Equality exists only in theory. The burden of this stigma cannot be placed on any one person. It is a detriment that has evolved in society.

Let’s face it – society has set the standards that define what “normal” is.

While many classifications of people are shunned by society, I will focus on only one for the purpose of this editorial: people with disabilities.

These “normal” individuals enjoy luxuries that are generally not afforded to those who do not fall within the window of the “norm.”

People with disabilities are generally looked down upon, ridiculed and not taken seriously.

Rarely do people who fall within society’s elite dare to look outside the loop. I had a brief taste of how it feels to exist outside the loop when I spent a couple hours in a wheelchair.

People who knew me knew I was wheelchair-bound only temporarily, until my “experiment” was finished. However, those who did not know me probably had no idea that I was merely working on a story.
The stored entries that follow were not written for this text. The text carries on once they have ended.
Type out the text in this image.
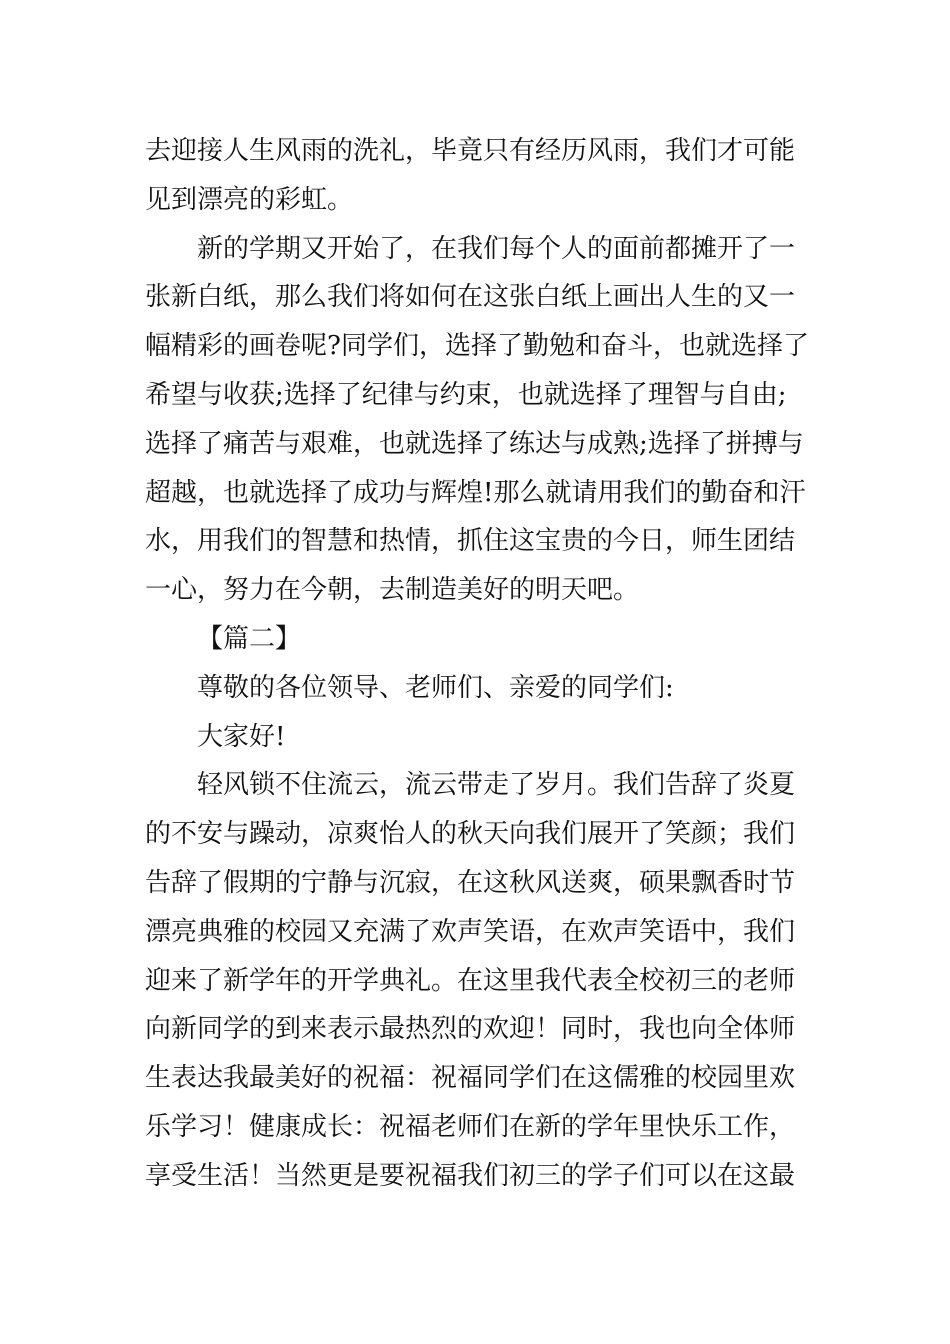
去迎接人生风雨的洗礼，毕竟只有经历风雨，我们才可能
见到漂亮的彩虹。
新的学期又开始了，在我们每个人的面前都摊开了一
张新白纸，那么我们将如何在这张白纸上画出人生的又一
幅精彩的画卷呢?同学们，选择了勤勉和奋斗，也就选择了
希望与收获;选择了纪律与约束，也就选择了理智与自由;
选择了痛苦与艰难，也就选择了练达与成熟;选择了拼搏与
超越，也就选择了成功与辉煌!那么就请用我们的勤奋和汗
水，用我们的智慧和热情，抓住这宝贵的今日，师生团结
一心，努力在今朝，去制造美好的明天吧。
【篇二】
尊敬的各位领导、老师们、亲爱的同学们:
大家好!
轻风锁不住流云，流云带走了岁月。我们告辞了炎夏
的不安与躁动，凉爽怡人的秋天向我们展开了笑颜；我们
告辞了假期的宁静与沉寂，在这秋风送爽，硕果飘香时节
漂亮典雅的校园又充满了欢声笑语，在欢声笑语中，我们
迎来了新学年的开学典礼。在这里我代表全校初三的老师
向新同学的到来表示最热烈的欢迎！同时，我也向全体师
生表达我最美好的祝福：祝福同学们在这儒雅的校园里欢
乐学习！健康成长：祝福老师们在新的学年里快乐工作，
享受生活！当然更是要祝福我们初三的学子们可以在这最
I definitely noticed a change in how I was treated by the people around me. I had grown accustomed to walking up and starting a conversation with others. People seemed less willing to talk. When people would talk to me, they would rarely make eye contact. Most people just seemed to look away. Even when people would offer me assistance – which was only three times in two hours – they didn’t look at me. It was, at that time, that I began to feel the stigma. It felt as if I had some contagious disease that people desperately wanted to avoid.

I was shocked at some of the insensitive statements that came my way. People openly asked what was wrong with me. There are polite, tactful ways to ask, but I found most people to be very blunt. I was honest with everyone who asked. As soon as I told them it was only an experiment, they seemed to breathe a sigh of relief.

Even though the comments, and the blatant ignoring, and the judgments made about me were based upon perception and not reality, it took it’s toll on me.

By the end of the two hour experiment, I was a little depressed, but mostly hurt by the way I was treated. I can only imagine what it must be like to live like that every day. I don’t know if I could muster the strength to get out of bed every morning knowing I would only be subjected to harsh treatment.

It seems too senseless to me. It’s not because they are less intelligent. We, as a society, often do not give them a chance to shine.

So this brings me back to my original question: what is normal? After all this, I still find myself unable to answer that question. I don’t think that anyone is completely normal, or completely “cool” or completely “in”.

Everyone has their own handicap – some are just easier to see.